Fritz Pearls, the Gestalt Therapist and major influence on NLP, recognised that the pictures we create in the “cinema of our mind” are coded by our emotional state. So by changing the pictures you can change your emotional response to them.

If you find yourself indulging in negative thoughts, step out of the pictures, make them black and white, push them further away or make them smaller. If you are recalling a good time, make the picture bigger and brighter, step into it and relive it as if you are back there now.

9. Change What You Say (and How You Say It)

There is an old saying that “if you don’t have anything nice to say, don’t say it at all”. So, pay attention to how you talk to yourself, are you constantly muttering and moaning? Putting yourself down? In a bad tone? Change the voices. When criticising yourself change the voice to someone who you think talks nonsense. Make the effort to say nice things to yourself in a nice voice (maybe don’t do this out loud, you may get some odd looks).

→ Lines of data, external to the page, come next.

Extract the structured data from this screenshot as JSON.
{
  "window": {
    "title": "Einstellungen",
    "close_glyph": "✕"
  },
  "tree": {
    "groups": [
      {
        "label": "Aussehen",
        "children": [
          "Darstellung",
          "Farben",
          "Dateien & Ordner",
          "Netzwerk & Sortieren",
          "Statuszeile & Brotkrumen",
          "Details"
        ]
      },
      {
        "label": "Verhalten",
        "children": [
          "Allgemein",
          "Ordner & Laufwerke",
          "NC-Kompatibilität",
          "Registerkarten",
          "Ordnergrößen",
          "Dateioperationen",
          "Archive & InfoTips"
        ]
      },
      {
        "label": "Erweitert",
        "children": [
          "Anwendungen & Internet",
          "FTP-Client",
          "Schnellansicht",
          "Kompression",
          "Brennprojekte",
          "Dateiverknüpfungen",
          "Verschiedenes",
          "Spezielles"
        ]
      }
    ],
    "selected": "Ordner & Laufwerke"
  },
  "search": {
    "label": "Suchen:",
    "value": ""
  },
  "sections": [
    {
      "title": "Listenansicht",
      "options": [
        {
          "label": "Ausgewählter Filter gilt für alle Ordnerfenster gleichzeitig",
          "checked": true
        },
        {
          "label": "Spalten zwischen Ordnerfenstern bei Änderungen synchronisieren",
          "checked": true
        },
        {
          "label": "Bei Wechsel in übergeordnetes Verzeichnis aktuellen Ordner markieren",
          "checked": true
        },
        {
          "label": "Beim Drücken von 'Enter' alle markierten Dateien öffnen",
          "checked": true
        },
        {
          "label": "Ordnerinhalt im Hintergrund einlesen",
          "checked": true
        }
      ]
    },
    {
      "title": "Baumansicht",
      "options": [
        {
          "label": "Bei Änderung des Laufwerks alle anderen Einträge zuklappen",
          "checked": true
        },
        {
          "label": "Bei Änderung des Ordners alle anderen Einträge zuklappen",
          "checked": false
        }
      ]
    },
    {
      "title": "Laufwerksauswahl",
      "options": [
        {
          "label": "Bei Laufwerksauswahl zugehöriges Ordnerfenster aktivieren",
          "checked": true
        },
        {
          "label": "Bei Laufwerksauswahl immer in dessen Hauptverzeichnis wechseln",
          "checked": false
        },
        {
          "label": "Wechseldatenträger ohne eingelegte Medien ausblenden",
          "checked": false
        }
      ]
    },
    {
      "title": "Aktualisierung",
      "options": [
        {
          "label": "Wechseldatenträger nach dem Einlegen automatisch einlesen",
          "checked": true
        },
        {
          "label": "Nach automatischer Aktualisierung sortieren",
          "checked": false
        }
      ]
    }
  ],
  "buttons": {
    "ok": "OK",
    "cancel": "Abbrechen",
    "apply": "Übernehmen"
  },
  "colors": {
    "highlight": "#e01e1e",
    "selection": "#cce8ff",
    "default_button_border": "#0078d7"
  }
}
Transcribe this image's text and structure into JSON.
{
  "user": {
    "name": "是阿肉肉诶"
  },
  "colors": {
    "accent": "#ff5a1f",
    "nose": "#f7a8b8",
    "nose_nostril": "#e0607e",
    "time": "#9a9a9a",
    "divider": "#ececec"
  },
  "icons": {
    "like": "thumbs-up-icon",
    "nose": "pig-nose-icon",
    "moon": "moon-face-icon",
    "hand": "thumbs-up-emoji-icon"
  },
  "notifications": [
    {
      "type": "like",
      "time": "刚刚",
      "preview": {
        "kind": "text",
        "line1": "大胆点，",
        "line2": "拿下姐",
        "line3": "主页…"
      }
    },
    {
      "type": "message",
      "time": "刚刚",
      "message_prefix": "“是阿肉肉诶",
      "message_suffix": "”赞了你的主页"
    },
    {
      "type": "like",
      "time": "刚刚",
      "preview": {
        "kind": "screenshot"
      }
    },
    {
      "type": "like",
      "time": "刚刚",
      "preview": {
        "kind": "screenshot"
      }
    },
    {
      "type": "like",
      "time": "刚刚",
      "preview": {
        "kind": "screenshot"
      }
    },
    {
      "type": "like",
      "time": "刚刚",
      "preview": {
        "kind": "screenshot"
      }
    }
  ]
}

10. Finally, Accept the Bad Times

We tend to pay attention to what is different. if something is the same all the time we stop consciously noticing it (it is a process known as habituation). If it was sunny all the time, we would soon stop appreciating it. The bad experiences are what make the good times feel so good. So if you find yourself going through a dark patch for awhile, be mindful of it, don’t fight it, accept it as the natural ebb and flow of life.

This post contains edited excerpts from my forthcoming book “How To Think”.